Aligned Spirits
Wine, beer, and spirits law showed Carrie Bonnington an unexpected path

Published in 2025 Northern California Super Lawyers magazine
By Alison Macor on June 26, 2025
In the early 2000s, when Carrie Bonnington first started at her firm, she says, “I didn’t even know the beverage regulatory practice existed.”
Now, the 47-year-old partner at Pillsbury Winthrop Shaw Pittman’s Sacramento office is known for her expertise in the food and beverage area, particularly concerning alcohol regulatory matters. She leads the firm’s wine, beer, and spirits law practice, and co-leads the restaurant, food, and beverage industry team—where she helps companies stay in compliance with laws relating to advertising, ownership, activations and events.
“The law is very complicated, and not intuitive, yet the facts and the people involved are what you see on an everyday basis: You see restaurants, you see wineries, you see the entertainment centers, you see the industries members,” Bonnington says.
At the University of the Pacific’s McGeorge School of Law, she loved her practical skills classes, and after a stint as a summer associate at Pillsbury in 2002, she returned to the firm after graduation to litigate commercial civil cases. During her third year at Pillsbury, a senior colleague reached out for help with an administrative hearing in connection with the firm’s beverage regulatory practice. “It was a little unusual for a junior associate at a big firm to have had experience with administrative hearings, arbitrations and depositions,” Bonnington says, “but I was very lucky to have worked on the cases that I did.”
Bonnington was hooked. And when the colleague asked if she’d like to handle all of his wine, beer, and spirits law litigation, she jumped at the chance. “I hadn’t realized the intricacies of the regulatory system,” she says. “I learned over the next year or two that even just handling the litigation side, you are so much more effective if you really understood the regulatory system and that side of the practice. So, after a couple of years, I started to convert my practice to working in the regulatory space.
“The industry has become a lot more sophisticated, and the issues are significantly more complicated.”
But little could have prepared Bonnington for the regulatory changes that took place during the COVID-19 pandemic. In the spring of 2020, she was working around the clock while homeschooling her son and daughter, who were then in elementary and pre-K programs. Issues that concerned Bonnington’s clients included how to convert a distillery into making hand sanitizer and what to do with products in restaurants that were forced to shut down. “It was wild,” she says. “Regulators worked very fast and were very flexible to respond. It was great, but it wasn’t necessarily anything we had seen before in the industry. It was unprecedented.”

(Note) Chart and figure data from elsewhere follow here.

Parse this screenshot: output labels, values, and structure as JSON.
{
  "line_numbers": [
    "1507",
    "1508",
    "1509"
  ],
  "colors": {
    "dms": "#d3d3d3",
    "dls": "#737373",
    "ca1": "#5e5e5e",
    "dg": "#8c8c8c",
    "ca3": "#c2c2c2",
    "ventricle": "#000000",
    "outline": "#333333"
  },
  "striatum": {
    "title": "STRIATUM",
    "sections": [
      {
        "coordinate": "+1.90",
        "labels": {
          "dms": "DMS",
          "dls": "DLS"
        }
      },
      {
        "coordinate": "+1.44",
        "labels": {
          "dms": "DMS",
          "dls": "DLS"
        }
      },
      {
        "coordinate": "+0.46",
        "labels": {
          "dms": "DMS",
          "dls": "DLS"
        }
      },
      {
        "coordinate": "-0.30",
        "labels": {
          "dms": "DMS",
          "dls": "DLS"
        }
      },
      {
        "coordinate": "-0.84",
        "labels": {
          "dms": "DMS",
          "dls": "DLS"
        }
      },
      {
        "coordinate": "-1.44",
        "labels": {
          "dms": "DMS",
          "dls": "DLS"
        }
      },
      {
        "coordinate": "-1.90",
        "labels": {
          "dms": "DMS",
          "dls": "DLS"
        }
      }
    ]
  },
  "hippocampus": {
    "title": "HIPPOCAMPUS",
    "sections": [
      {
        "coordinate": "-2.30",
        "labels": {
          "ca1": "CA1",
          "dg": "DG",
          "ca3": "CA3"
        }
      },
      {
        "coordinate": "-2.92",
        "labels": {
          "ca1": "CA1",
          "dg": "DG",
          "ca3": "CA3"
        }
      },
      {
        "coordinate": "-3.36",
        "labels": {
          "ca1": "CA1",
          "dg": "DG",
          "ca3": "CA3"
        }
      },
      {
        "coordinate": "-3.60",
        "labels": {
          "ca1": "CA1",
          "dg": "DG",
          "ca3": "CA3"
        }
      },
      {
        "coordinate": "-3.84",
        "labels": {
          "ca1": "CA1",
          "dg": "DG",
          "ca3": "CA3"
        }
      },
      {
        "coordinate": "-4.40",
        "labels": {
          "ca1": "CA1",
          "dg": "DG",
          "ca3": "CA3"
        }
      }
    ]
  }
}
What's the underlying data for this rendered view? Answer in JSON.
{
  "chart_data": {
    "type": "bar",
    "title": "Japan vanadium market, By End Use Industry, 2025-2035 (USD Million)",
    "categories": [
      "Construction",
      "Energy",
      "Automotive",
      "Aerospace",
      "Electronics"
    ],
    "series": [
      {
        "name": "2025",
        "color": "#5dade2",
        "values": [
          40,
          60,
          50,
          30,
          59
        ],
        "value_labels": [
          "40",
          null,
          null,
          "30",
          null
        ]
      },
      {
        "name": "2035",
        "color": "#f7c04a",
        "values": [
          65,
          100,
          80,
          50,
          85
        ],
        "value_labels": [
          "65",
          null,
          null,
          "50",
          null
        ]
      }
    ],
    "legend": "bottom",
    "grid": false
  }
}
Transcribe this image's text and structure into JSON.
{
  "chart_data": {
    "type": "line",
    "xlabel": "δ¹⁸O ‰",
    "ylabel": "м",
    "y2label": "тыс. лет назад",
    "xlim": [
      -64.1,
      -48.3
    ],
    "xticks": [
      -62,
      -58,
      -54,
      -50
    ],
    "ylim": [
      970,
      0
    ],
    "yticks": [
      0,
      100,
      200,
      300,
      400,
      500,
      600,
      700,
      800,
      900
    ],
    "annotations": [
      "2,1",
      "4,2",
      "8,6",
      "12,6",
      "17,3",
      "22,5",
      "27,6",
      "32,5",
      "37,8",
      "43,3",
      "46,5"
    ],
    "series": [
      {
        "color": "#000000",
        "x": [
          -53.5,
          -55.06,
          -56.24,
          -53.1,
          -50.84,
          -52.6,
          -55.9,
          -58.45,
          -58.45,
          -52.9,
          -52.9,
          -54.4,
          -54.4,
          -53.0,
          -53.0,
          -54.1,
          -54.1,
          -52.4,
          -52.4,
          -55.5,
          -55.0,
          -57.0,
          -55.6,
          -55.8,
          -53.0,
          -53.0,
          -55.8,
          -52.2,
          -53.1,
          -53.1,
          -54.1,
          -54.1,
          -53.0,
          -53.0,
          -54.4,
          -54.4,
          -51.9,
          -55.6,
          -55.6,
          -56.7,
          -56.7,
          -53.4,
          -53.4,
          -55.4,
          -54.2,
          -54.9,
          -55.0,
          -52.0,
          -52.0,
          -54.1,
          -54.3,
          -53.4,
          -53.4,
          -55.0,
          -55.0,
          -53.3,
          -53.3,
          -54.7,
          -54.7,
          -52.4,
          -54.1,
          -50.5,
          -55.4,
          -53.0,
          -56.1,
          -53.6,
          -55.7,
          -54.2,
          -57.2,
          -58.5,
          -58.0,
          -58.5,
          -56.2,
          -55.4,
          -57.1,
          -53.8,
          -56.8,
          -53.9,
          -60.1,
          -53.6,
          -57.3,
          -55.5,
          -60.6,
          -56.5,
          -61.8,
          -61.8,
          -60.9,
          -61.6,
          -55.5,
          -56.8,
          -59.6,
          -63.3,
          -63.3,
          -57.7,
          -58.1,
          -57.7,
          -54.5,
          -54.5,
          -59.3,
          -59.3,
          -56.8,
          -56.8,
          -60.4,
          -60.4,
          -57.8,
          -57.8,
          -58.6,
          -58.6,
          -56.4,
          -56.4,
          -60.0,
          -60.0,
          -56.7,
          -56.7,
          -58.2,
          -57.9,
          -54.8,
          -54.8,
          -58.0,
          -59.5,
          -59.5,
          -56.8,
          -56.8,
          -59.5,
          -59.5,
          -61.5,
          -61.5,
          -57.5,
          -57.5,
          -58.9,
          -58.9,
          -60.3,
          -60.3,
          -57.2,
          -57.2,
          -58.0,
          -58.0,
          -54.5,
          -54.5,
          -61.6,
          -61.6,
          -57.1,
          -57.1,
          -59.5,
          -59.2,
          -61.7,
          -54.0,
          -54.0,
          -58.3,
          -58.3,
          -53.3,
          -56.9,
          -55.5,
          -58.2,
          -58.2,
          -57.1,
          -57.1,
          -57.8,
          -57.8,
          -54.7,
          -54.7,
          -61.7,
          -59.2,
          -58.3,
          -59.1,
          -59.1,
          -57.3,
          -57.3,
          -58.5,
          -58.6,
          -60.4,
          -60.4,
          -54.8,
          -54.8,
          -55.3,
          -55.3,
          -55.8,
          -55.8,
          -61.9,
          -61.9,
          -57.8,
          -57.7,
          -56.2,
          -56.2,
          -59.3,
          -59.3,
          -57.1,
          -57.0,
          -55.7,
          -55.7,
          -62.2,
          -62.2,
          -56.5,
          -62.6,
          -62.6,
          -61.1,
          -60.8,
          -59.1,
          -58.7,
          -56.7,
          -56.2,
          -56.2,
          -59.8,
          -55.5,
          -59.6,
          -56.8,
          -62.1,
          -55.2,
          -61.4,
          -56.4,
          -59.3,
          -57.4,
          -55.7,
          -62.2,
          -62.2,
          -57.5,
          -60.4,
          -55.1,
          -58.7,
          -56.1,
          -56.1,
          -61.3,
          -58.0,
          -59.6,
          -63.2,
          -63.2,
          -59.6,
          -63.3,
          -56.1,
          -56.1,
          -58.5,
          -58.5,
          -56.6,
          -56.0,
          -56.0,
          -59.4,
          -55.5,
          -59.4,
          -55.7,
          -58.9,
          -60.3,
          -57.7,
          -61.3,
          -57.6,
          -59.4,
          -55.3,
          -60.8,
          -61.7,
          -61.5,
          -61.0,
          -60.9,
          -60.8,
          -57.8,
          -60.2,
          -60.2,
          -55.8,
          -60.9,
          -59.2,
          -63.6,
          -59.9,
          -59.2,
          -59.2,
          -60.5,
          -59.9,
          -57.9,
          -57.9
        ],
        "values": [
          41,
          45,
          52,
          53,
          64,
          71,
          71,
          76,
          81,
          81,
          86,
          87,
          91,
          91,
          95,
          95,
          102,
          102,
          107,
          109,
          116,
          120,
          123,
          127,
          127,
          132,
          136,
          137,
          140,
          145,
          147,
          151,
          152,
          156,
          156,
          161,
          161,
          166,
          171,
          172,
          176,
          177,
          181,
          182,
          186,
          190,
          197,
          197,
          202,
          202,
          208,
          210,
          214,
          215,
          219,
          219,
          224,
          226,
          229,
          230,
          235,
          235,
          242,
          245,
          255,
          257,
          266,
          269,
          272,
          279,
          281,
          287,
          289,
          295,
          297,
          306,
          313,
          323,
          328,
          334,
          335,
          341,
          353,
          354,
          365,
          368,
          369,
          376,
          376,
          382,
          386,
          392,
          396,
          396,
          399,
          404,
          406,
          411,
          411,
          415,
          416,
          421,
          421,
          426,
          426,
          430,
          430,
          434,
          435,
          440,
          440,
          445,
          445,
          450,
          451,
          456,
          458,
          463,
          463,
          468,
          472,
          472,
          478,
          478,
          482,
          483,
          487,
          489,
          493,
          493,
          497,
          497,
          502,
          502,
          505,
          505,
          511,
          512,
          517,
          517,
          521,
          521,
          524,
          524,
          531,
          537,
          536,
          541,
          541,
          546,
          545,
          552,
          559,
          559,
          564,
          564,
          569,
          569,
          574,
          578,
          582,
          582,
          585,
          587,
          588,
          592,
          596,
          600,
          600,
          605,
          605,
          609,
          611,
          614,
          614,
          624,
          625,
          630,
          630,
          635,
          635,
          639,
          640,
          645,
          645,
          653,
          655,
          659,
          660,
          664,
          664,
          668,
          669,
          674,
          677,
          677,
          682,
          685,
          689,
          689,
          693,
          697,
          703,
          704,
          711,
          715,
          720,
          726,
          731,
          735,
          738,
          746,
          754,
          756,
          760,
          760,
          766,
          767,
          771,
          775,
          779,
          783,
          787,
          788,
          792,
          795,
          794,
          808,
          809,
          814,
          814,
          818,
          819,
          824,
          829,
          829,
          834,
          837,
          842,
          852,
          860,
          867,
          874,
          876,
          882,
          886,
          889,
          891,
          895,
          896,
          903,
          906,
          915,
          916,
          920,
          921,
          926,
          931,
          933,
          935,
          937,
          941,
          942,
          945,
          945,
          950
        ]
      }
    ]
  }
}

Today, the focus of Pillsbury’s wine, beer, and spirits law area is more regulatory in nature—though Bonnington still does litigation and corporate work. Current considerations include utilizing AI effectively, and addressing tariffs and regulatory investigations into industry practices. “The industry has become a lot more sophisticated, and the issues are significantly more complicated,” she says.
Bonnington looks back on her first case in the firm’s alcohol beverage law practice fondly; it is still her favorite. “It introduced me to the industry,” she says. “I didn’t know it could be so much fun doing this type of work, and it offered me the opportunity to build a practice that I never anticipated.”
For that reason, she encourages law students to consider the field as more schools offer alcohol beverage industry law classes. Bonnington herself has taught classes at UC Berkeley Law, and she continues to guest lecture on topics like advertising, promotion, and other trade practices.
She also appreciates the camaraderie within the practice area. “For the most part, people in the industry get along really well,” she says. “More often than not, our interests and our clients’ interests are aligned, because we’re trying to make sure people are acting in compliance with industry laws and regulations. That’s a good position to be in.”